Landtagswahl NRW Piraten wollen noch mal kämpfen — mit Video

Michele Marsching, Spitzenkandidat der NRW-Piraten, zu Bürgerbeteiligung, Grundeinkommen und Reformbedarf im Landtag.

Foto: Sergej Lepke

Herr Marsching, die Umfragen sehen nicht gut aus für die Piraten. Haben Sie im Landtag schon die Koffer gepackt?

Michele Marsching: Natürlich nicht. Der erste Umzugskarton, der aus unseren Fraktionsräumen in den Gang gestellt wird, wird angezündet. Nein, im Ernst, ich glaube daran, dass wir wieder in den Landtag kommen. Für die Themen, für die wir stehen, sehe ich keine Alternative.

Aber die Umfragen sagen etwas anderes.

Marsching: Wer nicht kämpft, hat schon verloren. Wir kämpfen, wir stehen auf der Straße, streiten für unsere Themen.

Nennen Sie uns drei?

Marsching: Bürgerbeteiligung, Digitalisierung und Transparenz.

Sie wollen die Bürger mehr am politischen Prozess teilhaben lassen.

Marsching: Ja, die Hürden sind zu hoch, wir brauchen mehr direkte Demokratie.
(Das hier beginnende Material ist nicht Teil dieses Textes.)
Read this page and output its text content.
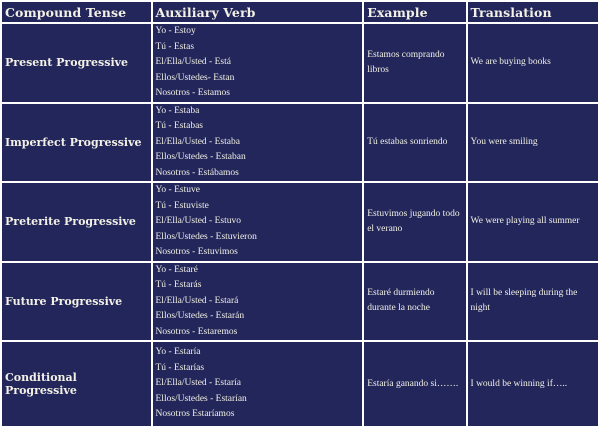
Compound Tense	Auxiliary Verb	Example	Translation
Present Progressive	Yo - Estoy
Tú - Estas
El/Ella/Usted - Está
Ellos/Ustedes- Estan
Nosotros - Estamos	Estamos comprando libros	We are buying books
Imperfect Progressive	Yo - Estaba
Tú - Estabas
El/Ella/Usted - Estaba
Ellos/Ustedes - Estaban
Nosotros - Estábamos	Tú estabas sonriendo	You were smiling
Preterite Progressive	Yo - Estuve
Tú - Estuviste
El/Ella/Usted - Estuvo
Ellos/Ustedes - Estuvieron
Nosotros - Estuvimos	Estuvimos jugando todo el verano	We were playing all summer
Future Progressive	Yo - Estaré
Tú - Estarás
El/Ella/Usted - Estará
Ellos/Ustedes - Estarán
Nosotros - Estaremos	Estaré durmiendo durante la noche	I will be sleeping during the night
Conditional Progressive	Yo - Estaría
Tú - Estarías
El/Ella/Usted - Estaría
Ellos/Ustedes - Estarían
Nosotros Estaríamos	Estaría ganando si…….	I would be winning if…..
Über basisdemokratische Entscheide kann mit den Mitteln des Internets die Meinung der Bürger oder der Parteibasis in die Parlamente gebracht werden. Wer die besseren Argumente hat, soll sich durchsetzen.

Aber gewinnt bei direkter Demokratie wirklich der mit den besseren Argumenten?
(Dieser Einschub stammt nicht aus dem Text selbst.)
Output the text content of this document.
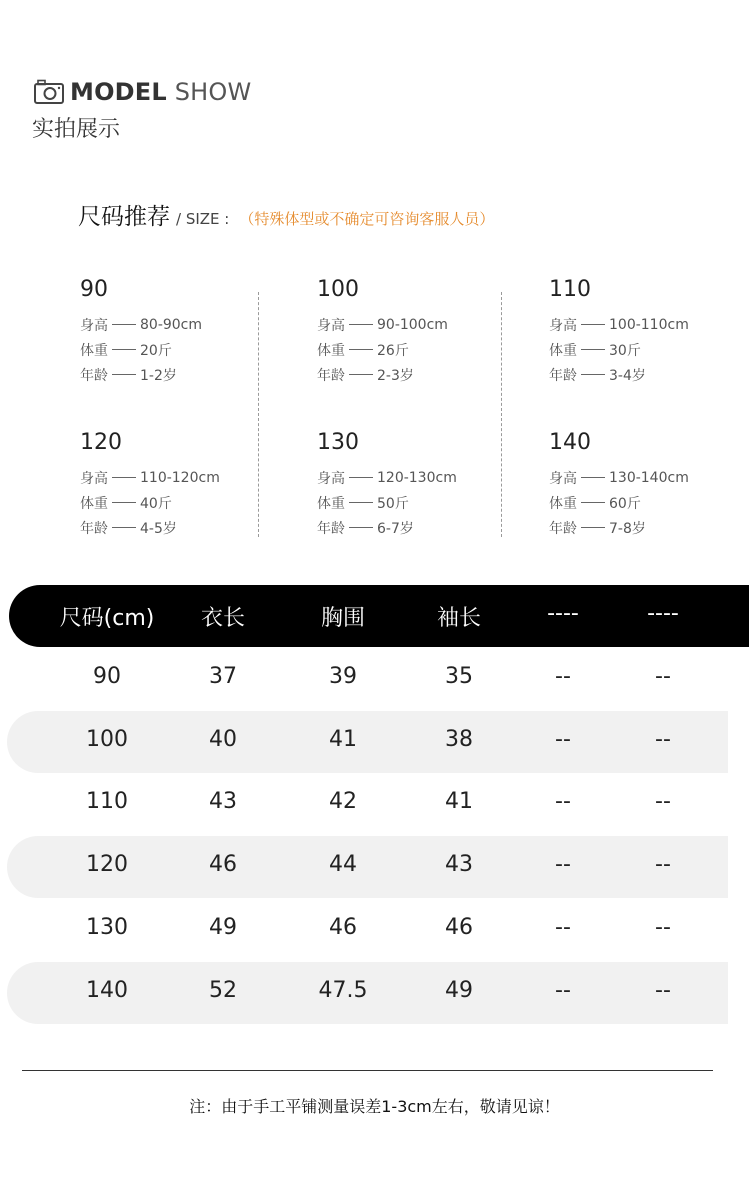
MODEL SHOW
实拍展示
尺码推荐 / SIZE : （特殊体型或不确定可咨询客服人员）
90
身高 80-90cm
体重 20斤
年龄 1-2岁
100
身高 90-100cm
体重 26斤
年龄 2-3岁
110
身高 100-110cm
体重 30斤
年龄 3-4岁
120
身高 110-120cm
体重 40斤
年龄 4-5岁
130
身高 120-130cm
体重 50斤
年龄 6-7岁
140
身高 130-140cm
体重 60斤
年龄 7-8岁
尺码(cm) 衣长	胸围	袖长	----	----
注：由于手工平铺测量误差1-3cm左右，敬请见谅！
90	37	39	35	--	--
100	40	41	38	--	--
110	43	42	41	--	--
120	46	44	43	--	--
130	49	46	46	--	--
140	52	47.5	49	--	--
Marsching: Wenn das bislang bei Bürgerentscheiden oder Volksinitiativen nicht so ist, liegt das daran, dass ein Thema populistisch so aufgebauscht werden muss, um überhaupt Interesse zu wecken. Wenn man dagegen über viele Themen abstimmen lässt, braucht man nicht mehr diese Skandalisierung. Natürlich muss man dann mehr in die politische Bildung stecken.

Die Piraten standen als Experten für Digitalisierung. Das Thema haben längst auch andere besetzt.

Marsching: Das ist natürlich weiter unser Thema. Es geht darum, die Digitalisierung politisch zu begleiten: Was macht das mit der Arbeitswelt und der Gesellschaft. Und wie wirkt sich das aufs Sozialsystem aus?

Sie meinen, wenn die Digitalisierung immer mehr Arbeitsplätze verschwinden lässt.

Marsching: Ja, wenn nur noch die Hälfte der Menschen Arbeit hat — wer zahlt denn dann für das Sozialsystem? Dann müssen wir uns Gedanken über eine Maschinensteuer und ein bedingungsloses Grundeinkommen machen.

Sprechen Sie weiterhin die jüngeren Wähler an?

Marsching: Wir sprechen die Leute an, die sich Gedanken machen: Was passiert mit mir in 20 Jahren? Was passiert mit der Gesellschaft? Wir sprechen Leute an, die sich über Altersarmut Gedanken machen, über ihre Kinder und wie es in der Schule aussieht. Die Digitalisierung wirkt sich doch in unser aller Leben aus. Damit muss sich jeder auseinandersetzen.

Geht es den Piraten da mehr um die Chancen als um die Gefahren?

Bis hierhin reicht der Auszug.